We certified in accordance with Section 162(m) that Morgan Stanley’s financial results for fiscal 2002 satisfied the performance criteria set in accordance with Section 162(m) for fiscal 2002. After an analysis of the considerations set forth above, we awarded above-base incentive compensation to the Management Committee members for fiscal 2002 that was equal to or below the maximum amount yielded by the application of the compensation formula contained in the performance criteria. We awarded incentive compensation to the Management Committee members, partly in cash and partly in the form of long-term equity components (restricted stock units and options). We awarded an average of approximately 39% of each Management Committee member’s Total Reward in long-term equity. We ascribed value to restricted stock units based on a 25% discount from the fair market value of the common stock to compensate for the vesting characteristics and the significant restrictions on disposition of these units. Accordingly, the value we ascribed to such units differs from the amounts reported in the summary compensation table under the column headed “Restricted Stock Awards” because the amounts contained in the table are based on the fair market value of the common stock on the grant date without any discount. We valued stock option awards based upon a ratio of three options per share of Morgan Stanley’s common stock (2.25:1 with a 25% discount). The ratio is based upon Morgan Stanley’s historical practices and is competitive with Morgan Stanley’s key competitors’ compensation practices.

CEO compensation for fiscal 2002.    The CEO’s salary is based on the criteria described in this report. Based upon competitive data, we did not increase the CEO’s salary for fiscal 2002.

We determined incentive compensation for Mr. Purcell in accordance with the policies described above relating to all Management Committee members based on substantially the same factors and Section 162(m) performance criteria as for the other Management Committee members. Based on his individual and Morgan Stanley’s performance, Mr. Purcell’s Total Reward was $11,000,000, consisting of the following components:

 

Base Salary
  Cash Bonu
     72,254 Restricted Units
     162,572 Stock Options
  Total

$775,000

 

$5,612,500

    

$2,306,250

    

$2,306,250

 

$11,000,000

Mr. Purcell’s compensation was down over 26% compared to fiscal 2001 and 56% compared to fiscal 2000. The equity-based awards contain the terms and conditions discussed in the following tables. Approximately 42% of Mr. Purcell’s fiscal 2002 compensation is tied to the performance of Morgan Stanley’s common stock. Mr. Purcell’s compensation reflects Morgan Stanley’s financial performance and his individual leadership through a very challenging year.

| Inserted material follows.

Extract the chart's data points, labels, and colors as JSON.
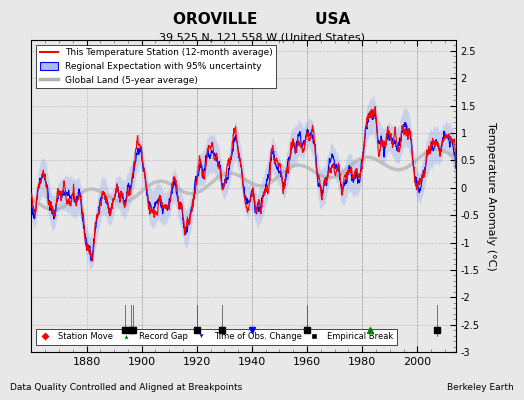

Conclusion.    Attracting and retaining talented and motivated management and employees is essential to create long-term shareholder value. Offering a competitive, performance-based compensation program with a large equity component helps to achieve this objective by aligning the interests of Management Committee members and other key employees with those of shareholders. We believe that Morgan Stanley’s fiscal 2002 compensation program met these objectives.